The second purpose is calibration. The act of writing a PR, defending it in review, and incorporating reviewer feedback teaches the contributor what the project values. A contributor whose first three PRs come back with comments about the project’s patterns eventually internalizes them. Their fourth PR is better. The reviewer’s comments do not just fix the PR. They fix the contributor.
These two purposes were tightly coupled when the cost of writing a PR was high. A contributor would not write 200 lines of code unless they cared enough about the project to absorb feedback. The expensive part of contribution was already a filter for the kind of person who would learn.

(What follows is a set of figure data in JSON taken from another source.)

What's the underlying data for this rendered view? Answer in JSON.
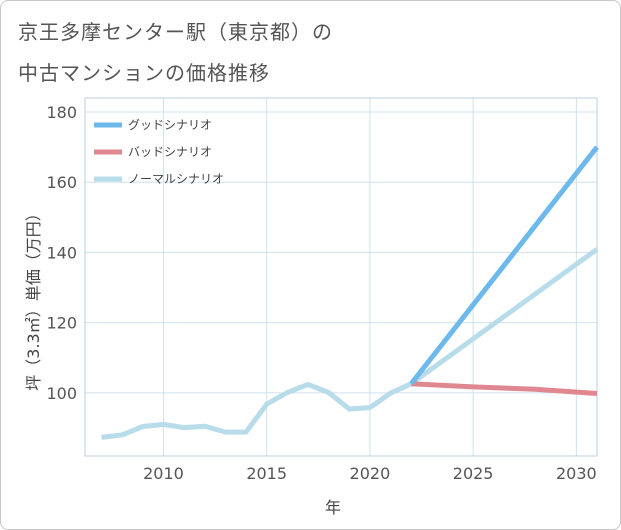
{
  "chart_data": {
    "type": "line",
    "title_lines": [
      "京王多摩センター駅（東京都）の",
      "中古マンションの価格推移"
    ],
    "xlabel": "年",
    "ylabel": "坪（3.3㎡）単価（万円）",
    "xlim": [
      2006.2,
      2031
    ],
    "ylim": [
      82,
      184
    ],
    "x_ticks": [
      2010,
      2015,
      2020,
      2025,
      2030
    ],
    "y_ticks": [
      100,
      120,
      140,
      160,
      180
    ],
    "grid": true,
    "legend_position": "top-left",
    "series": [
      {
        "name": "グッドシナリオ",
        "color": "#6db8ec",
        "width": 5,
        "x": [
          2022,
          2031
        ],
        "y": [
          102.6,
          170
        ]
      },
      {
        "name": "バッドシナリオ",
        "color": "#e0888f",
        "width": 5,
        "x": [
          2022,
          2025,
          2028,
          2031
        ],
        "y": [
          102.6,
          101.7,
          101.0,
          99.8
        ]
      },
      {
        "name": "ノーマルシナリオ",
        "color": "#b8dcea",
        "width": 5,
        "x": [
          2007,
          2008,
          2009,
          2010,
          2011,
          2012,
          2013,
          2014,
          2015,
          2016,
          2017,
          2018,
          2019,
          2020,
          2021,
          2022,
          2031
        ],
        "y": [
          87.3,
          88.0,
          90.4,
          91.0,
          90.1,
          90.5,
          88.8,
          88.8,
          96.8,
          100.1,
          102.4,
          100.1,
          95.4,
          95.8,
          99.9,
          102.6,
          140.9
        ]
      }
    ]
  }
}
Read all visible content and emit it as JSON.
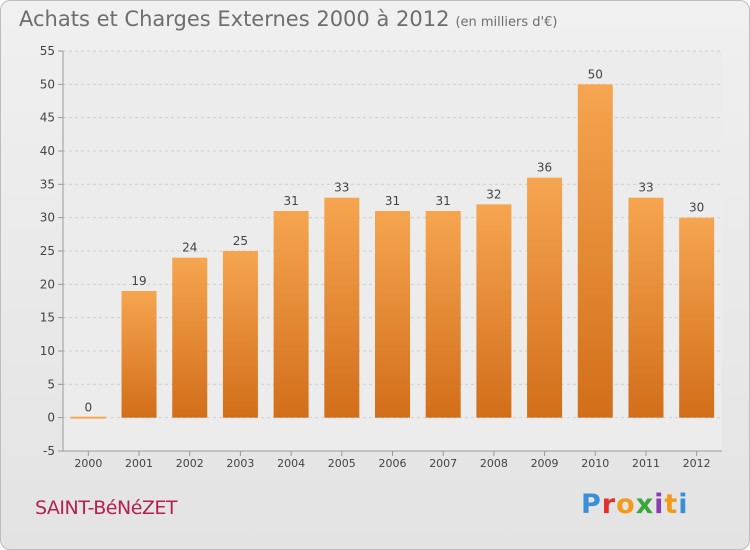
{
  "title": "Achats et Charges Externes 2000 à 2012",
  "subtitle": "(en milliers d'€)",
  "city": "SAINT-BéNéZET",
  "logo": {
    "text": "Proxiti",
    "colors": [
      "#3a8fd6",
      "#e0312b",
      "#f39a1a",
      "#3aa53a",
      "#8a3fb0",
      "#f39a1a",
      "#3a8fd6"
    ]
  },
  "colors": {
    "bar_top": "#f6a550",
    "bar_bottom": "#d26e1a",
    "grid": "#cfcfcf",
    "axis": "#9a9a9a",
    "text": "#444444"
  },
  "chart_data": {
    "type": "bar",
    "categories": [
      "2000",
      "2001",
      "2002",
      "2003",
      "2004",
      "2005",
      "2006",
      "2007",
      "2008",
      "2009",
      "2010",
      "2011",
      "2012"
    ],
    "values": [
      0,
      19,
      24,
      25,
      31,
      33,
      31,
      31,
      32,
      36,
      50,
      33,
      30
    ],
    "ylim": [
      -5,
      55
    ],
    "yticks": [
      -5,
      0,
      5,
      10,
      15,
      20,
      25,
      30,
      35,
      40,
      45,
      50,
      55
    ],
    "grid": true,
    "title": "Achats et Charges Externes 2000 à 2012",
    "xlabel": "",
    "ylabel": ""
  }
}
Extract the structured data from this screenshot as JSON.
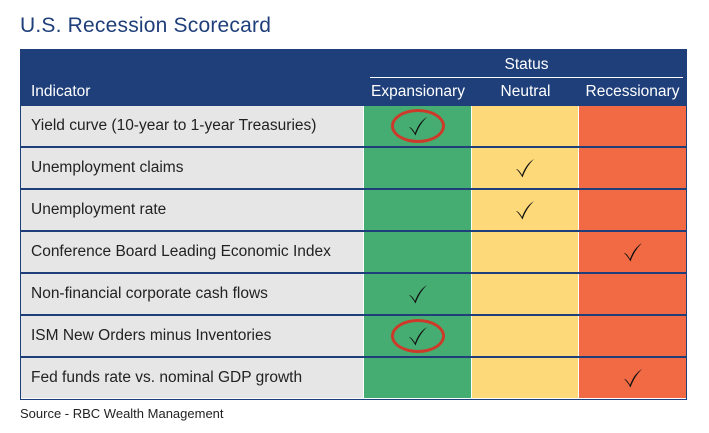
{
  "title": "U.S. Recession Scorecard",
  "header": {
    "status": "Status",
    "indicator": "Indicator",
    "expansionary": "Expansionary",
    "neutral": "Neutral",
    "recessionary": "Recessionary"
  },
  "colors": {
    "header_bg": "#1f3f7a",
    "expansionary": "#46ad72",
    "neutral": "#fdd97a",
    "recessionary": "#f26a43",
    "label_bg": "#e6e6e7",
    "highlight_circle": "#cc3b2a"
  },
  "rows": [
    {
      "label": "Yield curve (10-year to 1-year Treasuries)",
      "status": "expansionary",
      "circled": true
    },
    {
      "label": "Unemployment claims",
      "status": "neutral",
      "circled": false
    },
    {
      "label": "Unemployment rate",
      "status": "neutral",
      "circled": false
    },
    {
      "label": "Conference Board Leading Economic Index",
      "status": "recessionary",
      "circled": false
    },
    {
      "label": "Non-financial corporate cash flows",
      "status": "expansionary",
      "circled": false
    },
    {
      "label": "ISM New Orders minus Inventories",
      "status": "expansionary",
      "circled": true
    },
    {
      "label": "Fed funds rate vs. nominal GDP growth",
      "status": "recessionary",
      "circled": false
    }
  ],
  "icons": {
    "check": "check-mark-icon",
    "circle": "highlight-circle-icon"
  },
  "source": "Source - RBC Wealth Management"
}
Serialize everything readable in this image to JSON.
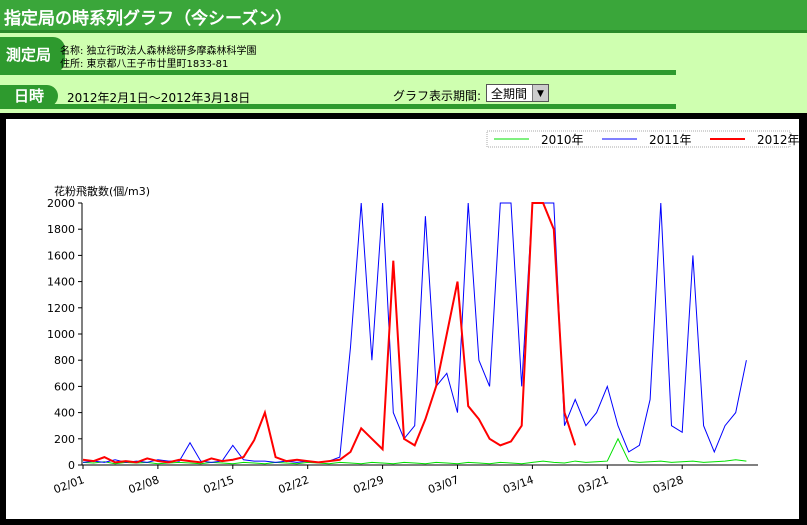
{
  "title": "指定局の時系列グラフ（今シーズン）",
  "station": {
    "label": "測定局",
    "name": "名称: 独立行政法人森林総研多摩森林科学園",
    "address": "住所: 東京都八王子市廿里町1833-81"
  },
  "datetime": {
    "label": "日時",
    "range": "2012年2月1日～2012年3月18日",
    "period_label": "グラフ表示期間:",
    "period_value": "全期間"
  },
  "chart_data": {
    "type": "line",
    "ylabel": "花粉飛散数(個/m3)",
    "ylim": [
      0,
      2000
    ],
    "yticks": [
      0,
      200,
      400,
      600,
      800,
      1000,
      1200,
      1400,
      1600,
      1800,
      2000
    ],
    "xticks": [
      "02/01",
      "02/08",
      "02/15",
      "02/22",
      "02/29",
      "03/07",
      "03/14",
      "03/21",
      "03/28"
    ],
    "x_start": "02/01",
    "x_step_days": 1,
    "legend": "top-right",
    "series": [
      {
        "name": "2010年",
        "color": "#00e000",
        "values": [
          20,
          15,
          25,
          10,
          20,
          15,
          20,
          10,
          15,
          20,
          15,
          10,
          20,
          15,
          10,
          20,
          15,
          10,
          20,
          15,
          10,
          20,
          15,
          10,
          20,
          15,
          10,
          20,
          15,
          10,
          20,
          15,
          10,
          20,
          15,
          10,
          20,
          15,
          10,
          20,
          15,
          10,
          20,
          30,
          20,
          15,
          30,
          20,
          25,
          30,
          200,
          30,
          20,
          25,
          30,
          20,
          25,
          30,
          20,
          25,
          30,
          40,
          30
        ]
      },
      {
        "name": "2011年",
        "color": "#0000ff",
        "values": [
          20,
          30,
          20,
          40,
          20,
          30,
          20,
          40,
          30,
          30,
          170,
          30,
          20,
          30,
          150,
          40,
          30,
          30,
          20,
          30,
          20,
          30,
          20,
          30,
          60,
          900,
          2000,
          800,
          2000,
          400,
          200,
          300,
          1900,
          600,
          700,
          400,
          2000,
          800,
          600,
          2000,
          2000,
          600,
          2000,
          2000,
          2000,
          300,
          500,
          300,
          400,
          600,
          300,
          100,
          150,
          500,
          2000,
          300,
          250,
          1600,
          300,
          100,
          300,
          400,
          800
        ]
      },
      {
        "name": "2012年",
        "color": "#ff0000",
        "values": [
          40,
          30,
          60,
          20,
          30,
          20,
          50,
          30,
          20,
          40,
          30,
          20,
          50,
          30,
          40,
          60,
          190,
          400,
          60,
          30,
          40,
          30,
          20,
          30,
          40,
          100,
          280,
          200,
          120,
          1560,
          200,
          150,
          350,
          600,
          1000,
          1400,
          450,
          350,
          200,
          150,
          180,
          300,
          2000,
          2000,
          1800,
          400,
          150
        ]
      }
    ]
  }
}
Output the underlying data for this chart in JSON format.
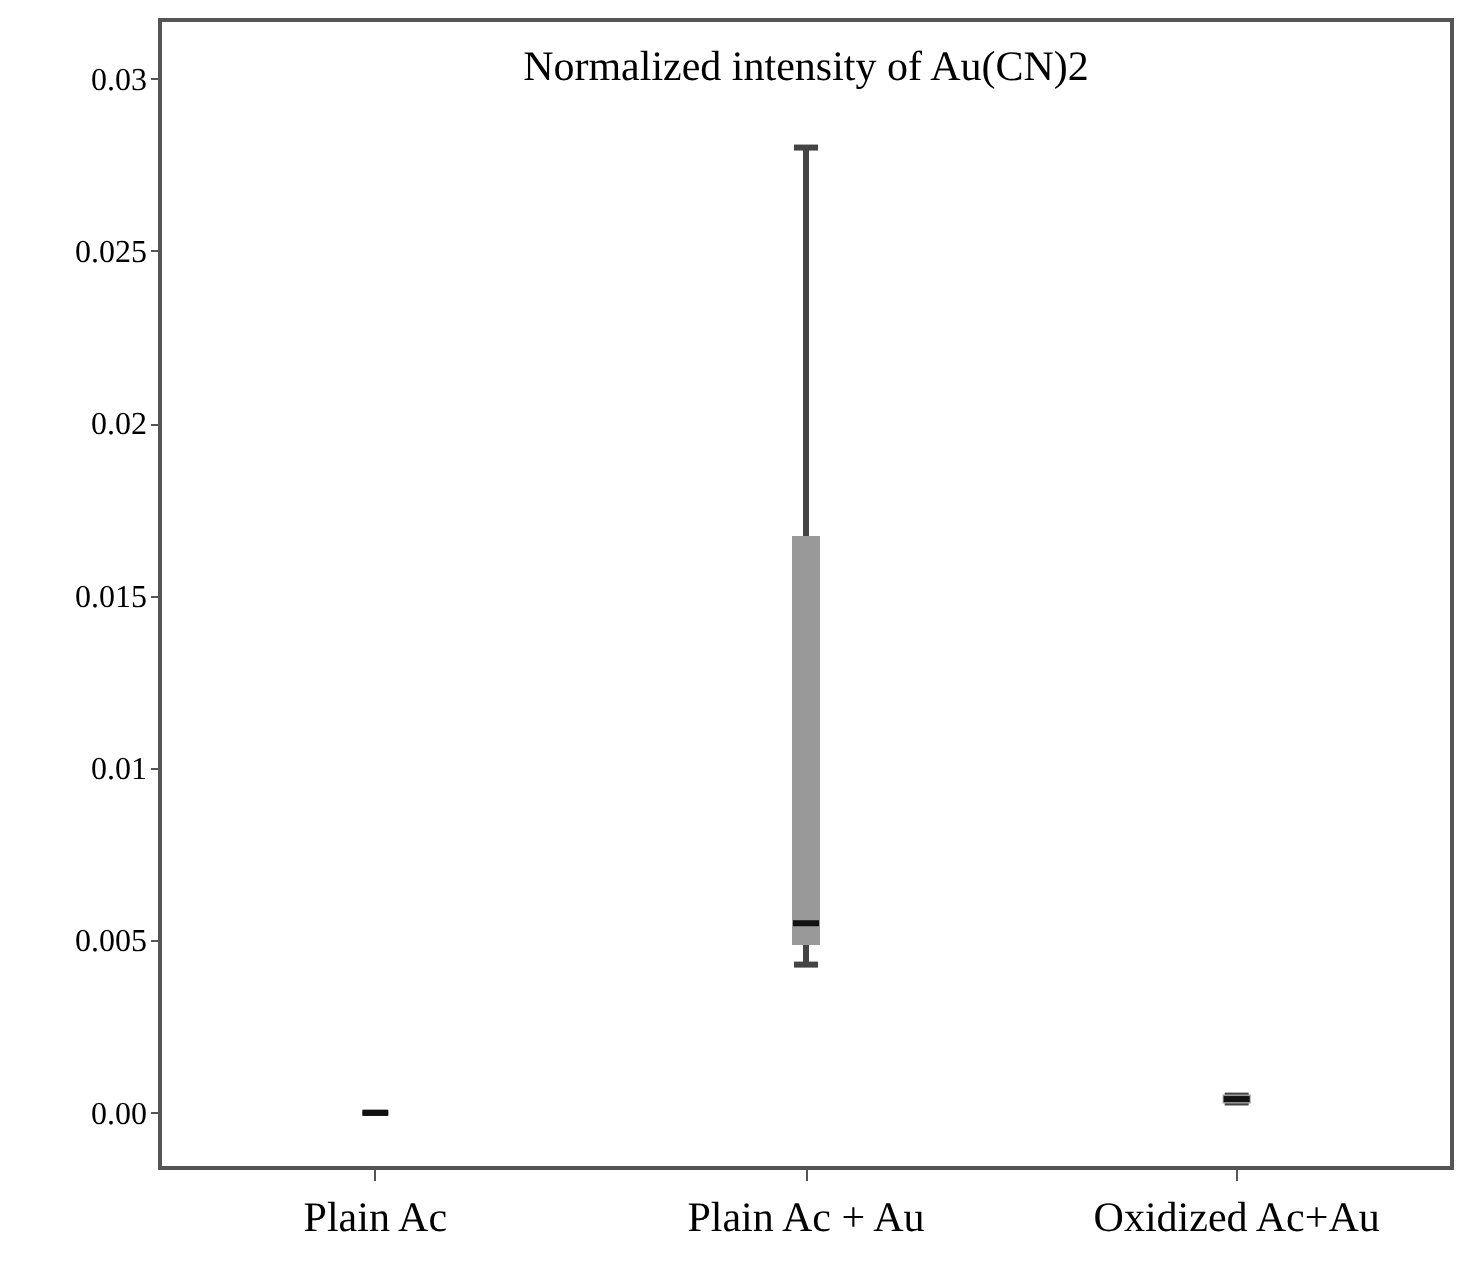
{
  "chart_data": {
    "type": "box",
    "title": "Normalized intensity of Au(CN)2",
    "categories": [
      "Plain Ac",
      "Plain Ac + Au",
      "Oxidized Ac+Au"
    ],
    "boxes": [
      {
        "low": 0,
        "q1": 0,
        "median": 0,
        "q3": 0,
        "high": 0
      },
      {
        "low": 0.0043,
        "q1": 0.0049,
        "median": 0.0055,
        "q3": 0.0167,
        "high": 0.028
      },
      {
        "low": 0.0003,
        "q1": 0.0003,
        "median": 0.0004,
        "q3": 0.0005,
        "high": 0.0005
      }
    ],
    "color": "#999999",
    "ylim": [
      -0.0016,
      0.0317
    ],
    "yticks": [
      {
        "value": 0,
        "label": "0.00"
      },
      0.005,
      0.01,
      0.015,
      0.02,
      0.025,
      {
        "value": 0.03,
        "label": "0.03"
      }
    ],
    "grid": false
  }
}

AI decoupled them. A contributor can now produce 200 lines of code at near-zero cost without any of the learning that used to come with producing 200 lines of code. The verification purpose of review still works, more or less. The calibration purpose has no recipient. Reviewer comments fix this PR, then the next PR shows up and the contributor has often not internalized anything.
The marker handshake addresses verification. It cannot address calibration because calibration was never a property of the review step. It was a property of the contribution step.
Where That Leaves Us
The honest summary is that we have a mechanism that does what it was designed to do, applied to a problem that turns out to be slightly different from the one we set out to solve. Forced human review prevents the worst case. It does not, and cannot, produce contributors who understand the project.
We are still running the handshake. The downside is small and the upside is real for the specific failure mode it addresses. We are also looking at what else could help. Better onboarding documentation might shift some of the calibration work back to a place where AI cannot remove it. Tests that encode architectural invariants would let the verification step catch more of what currently slips through. Neither is a complete answer.
If you are running into the same problem on your project, I would be curious what you have tried. The marker handshake is one thread to pull. There are others. None of them, as far as I can tell, restore the coupling that contribution cost used to enforce for free.
There is a harder question underneath this, which I am still working through. Whether what is arriving in our PR queues counts as contribution in the older sense, or whether the contributions have quietly turned to tokens. The two look identical at the API boundary (PR). They are not the same thing arriving.